Rivers did more for the Chiefs’ offense than counterpart Trent Green did. His two interceptions allowed Kansas City to start drives in San Diego territory, leading to two of the Chiefs’ three field goals.
“I think I was maybe trying too hard,” Rivers said. “When you do that, you mean well, but it doesn’t work to your advantage.”
The good thing for Rivers is he’s still quite capable of taking the snap from the center, turning and handing the ball to LaDainian Tomlinson. That’s currently the best play in football.
Tomlinson averaged eight yards a carry Sunday, rushing 25 times for 199 yards and two touchdowns. That’s eight straight games with touchdowns -- plural -- making this just another day’s work for LT. Actually, if he’s going to score multiple touchdowns every game we should call him LTD.
Sunday he set NFL season marks for total points and rushing touchdowns.
“Every time you look up there, seems like they’re saying, ‘... breaks another record,” Rivers said.
Something’s wrong with us when Tomlinson’s going 1927 Babe Ruth, doing things the game’s never seen before, and we hear more about Terrell Owens spitting in DeAngelo Hall’s face. Maybe it’s because it’s so difficult to adequately describe just what Tomlinson is accomplishing. Even Schottenheimer, an English major, said he’s out of superlatives.

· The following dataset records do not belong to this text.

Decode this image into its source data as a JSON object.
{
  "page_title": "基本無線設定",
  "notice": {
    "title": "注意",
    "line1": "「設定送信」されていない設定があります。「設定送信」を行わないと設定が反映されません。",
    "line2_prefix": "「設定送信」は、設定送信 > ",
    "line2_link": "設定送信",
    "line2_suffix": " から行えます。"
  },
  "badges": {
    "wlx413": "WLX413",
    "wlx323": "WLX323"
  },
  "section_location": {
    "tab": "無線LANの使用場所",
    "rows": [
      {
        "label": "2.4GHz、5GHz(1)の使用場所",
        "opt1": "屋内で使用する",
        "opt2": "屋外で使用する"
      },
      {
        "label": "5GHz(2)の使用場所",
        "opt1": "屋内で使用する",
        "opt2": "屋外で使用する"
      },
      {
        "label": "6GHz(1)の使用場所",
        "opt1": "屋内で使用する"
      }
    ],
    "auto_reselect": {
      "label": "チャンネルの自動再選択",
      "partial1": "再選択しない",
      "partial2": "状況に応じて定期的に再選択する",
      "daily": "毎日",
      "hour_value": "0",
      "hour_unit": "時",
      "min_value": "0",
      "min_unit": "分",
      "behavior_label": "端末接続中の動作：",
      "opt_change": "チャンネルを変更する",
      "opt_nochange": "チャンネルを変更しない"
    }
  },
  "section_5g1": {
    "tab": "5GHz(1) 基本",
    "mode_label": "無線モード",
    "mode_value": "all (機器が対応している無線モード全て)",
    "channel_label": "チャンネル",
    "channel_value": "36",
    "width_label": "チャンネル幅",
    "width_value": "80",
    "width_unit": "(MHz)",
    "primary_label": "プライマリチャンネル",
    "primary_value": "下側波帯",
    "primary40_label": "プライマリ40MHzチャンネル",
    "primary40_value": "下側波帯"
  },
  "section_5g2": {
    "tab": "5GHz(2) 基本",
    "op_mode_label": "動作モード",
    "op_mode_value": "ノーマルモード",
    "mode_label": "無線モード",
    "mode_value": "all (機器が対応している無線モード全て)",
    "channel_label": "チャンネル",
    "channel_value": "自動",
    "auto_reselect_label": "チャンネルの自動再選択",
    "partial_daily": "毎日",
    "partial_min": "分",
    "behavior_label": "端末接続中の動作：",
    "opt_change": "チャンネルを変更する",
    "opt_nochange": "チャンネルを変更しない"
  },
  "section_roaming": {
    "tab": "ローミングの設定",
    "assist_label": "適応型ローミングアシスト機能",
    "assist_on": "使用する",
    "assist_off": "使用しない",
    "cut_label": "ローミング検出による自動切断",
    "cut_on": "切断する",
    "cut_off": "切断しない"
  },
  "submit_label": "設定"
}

The best the Man himself could do: “I guess the only comparison is a basketball player in a zone,” Tomlinson said. “Not like Kobe scoring 85 points, but it’s going good.”
So is the Chargers’ defense. It sacked Chiefs quarterback Trent Green six times and held star running back Larry Johnson to 84 yards.
You know how the offensive gurus like to script their first 10 to 15 plays? Well, the Chargers’ first defensive series looked as if it were predetermined by defensive coordinator Wade Phillips. First play: a wall of defenders holds Johnson to a two-yard gain. Second play: Randall Godfrey sacks Green for a five-yard loss. Third play: Drayton Florence stops Tony Gonzalez nine yards shy of the first-down marker after a short pass.
But it looked as if the Chargers wouldn’t be able to capitalize on the ensuing possession when an errant pass from Rivers to Antonio Gates left them with fourth and six at their 43. We weren’t counting on Schottenheimer being so tricky. The Chiefs sure weren’t. The Chargers snapped the ball to up man Michael Turner, who ran 25 yards to the Kansas City 32.
“That wasn’t conservative, huh?” Chargers wide receiver Keenan McCardell said.
A couple of plays later, Tomlinson went off right tackle, juked a couple of defenders and was on his way to the house -- his house.
Schottenheimer said the fake punt decision was about taking advantage of an opportunity. From here, it looks like a guy finally trying to shed his reputation of tightening up when the games get bigger.
McCardell thinks this team’s firepower allows Schottenheimer to be looser.
“This is the 2006 Chargers, it’s not the Kansas City Chiefs when he was there.”
If anything, Schottenheimer got a little too slick. On a third and four at the Chiefs’ seven, Tomlinson lined up in shotgun formation and took the snap. But he slipped and was tackled for a loss, forcing the Chargers to settle for a field goal.
Schottenheimer’s willingness to gamble might have helped Rivers salvage something from this game. On a third down in the fourth quarter, instead of playing it safe for a run, Schottenheimer called a deep pass, and Rivers hooked up with Vincent Jackson for a 46-yard play that led to a field goal.
“We kind of struggled a little bit on offense as far as the passing game,” McCardell said. “Some nights you have ‘em like that. You’ve got to be able to bounce back, and when it’s crunch time, crucial like that, you make the play. And he made the play.”
But will he be able to make it in the playoffs?